Building Literacy
Literacy is a process involving many skills that develop over time. The following are pre-reading skills which can help your child succeed in school. Children coming from a literacy-rich home enter school with a vocabulary ten times larger than those who do not.
Print Motivation (Love books): Simply a child’s interest in and enjoyment of books. Children who are enthusiastic about books will want to learn to read and are more likely to become lifelong readers.
Vocabulary (New words): Knowing the names of things. A big vocabulary is important to beginning readers because it’s much easier to sound out and understand words that you already know.

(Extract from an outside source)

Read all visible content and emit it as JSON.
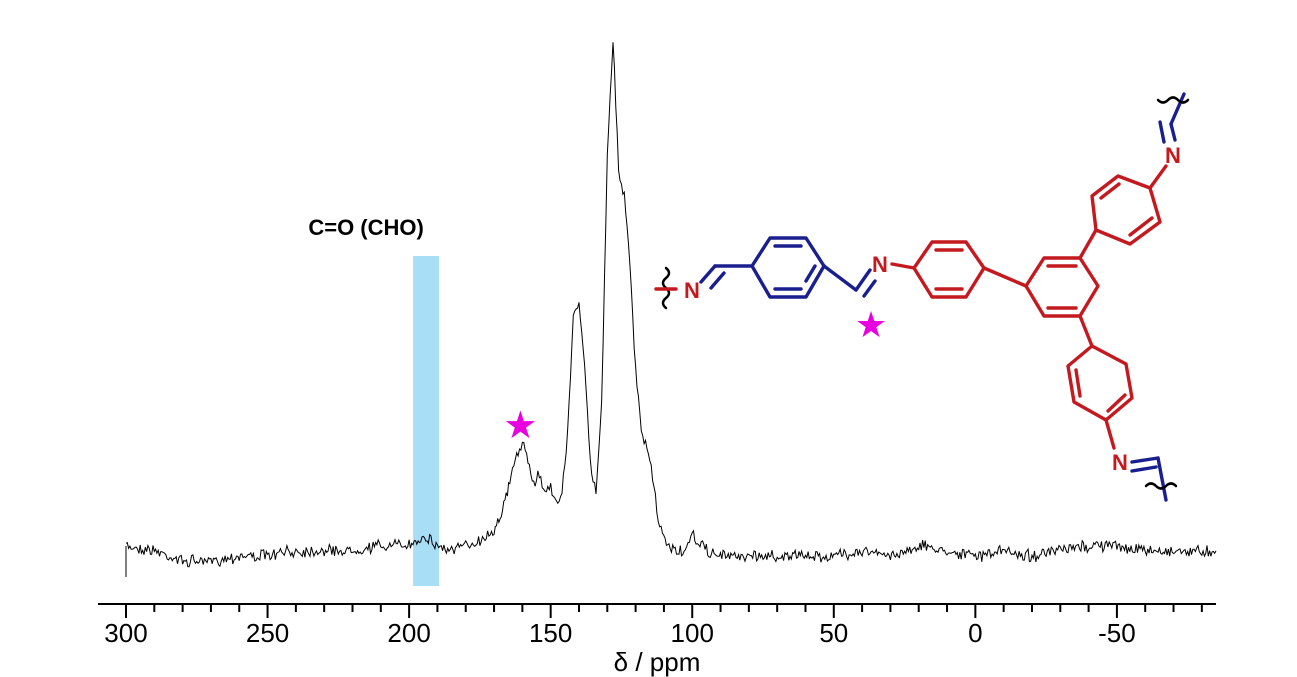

Phonological Awareness (Play with sounds): Sounds complicated, but it’s just being able to play with the sounds in words–being able to tell if two words rhyme, or being able to say the syllables of a word separately, or what sound a word starts with. Phonological Awareness is important because it helps children “take words apart” to sound them out when they’re reading.
Print Awareness (Use books): Being able to notice print everywhere, on signs, in books, around town; knowing how to handle a book, turn pages, and follow the words on a page. Knowing “how books work” is an important discovery!
Narrative Skills (Tell stories): Being able to describe things or events, and being able to tell stories. Narrative Skills are important because they help children with comprehension and understanding what they read. Comprehension is important because if kids don’t understand what they’re reading, they lose interest and motivation.
Letter Knowledge (See letters): Knowing that letters are different from each other, knowing their names and sounds, and recognizing letters everywhere. Knowing all about letters of the alphabet lays the groundwork for successful reading later on.
We have completed a four-year study comparing the reading proficiency scores of children who received our books prior to entering Kindergarten to the scores of children who did not. The study, funded by the Frederick H. Leonhardt Foundation and conducted by Dr. Ann Harvey, WNMU Education Professor, has shown consistent results that those children who received our books scored higher in reading proficiency than those who did not and also exceeded the state averages.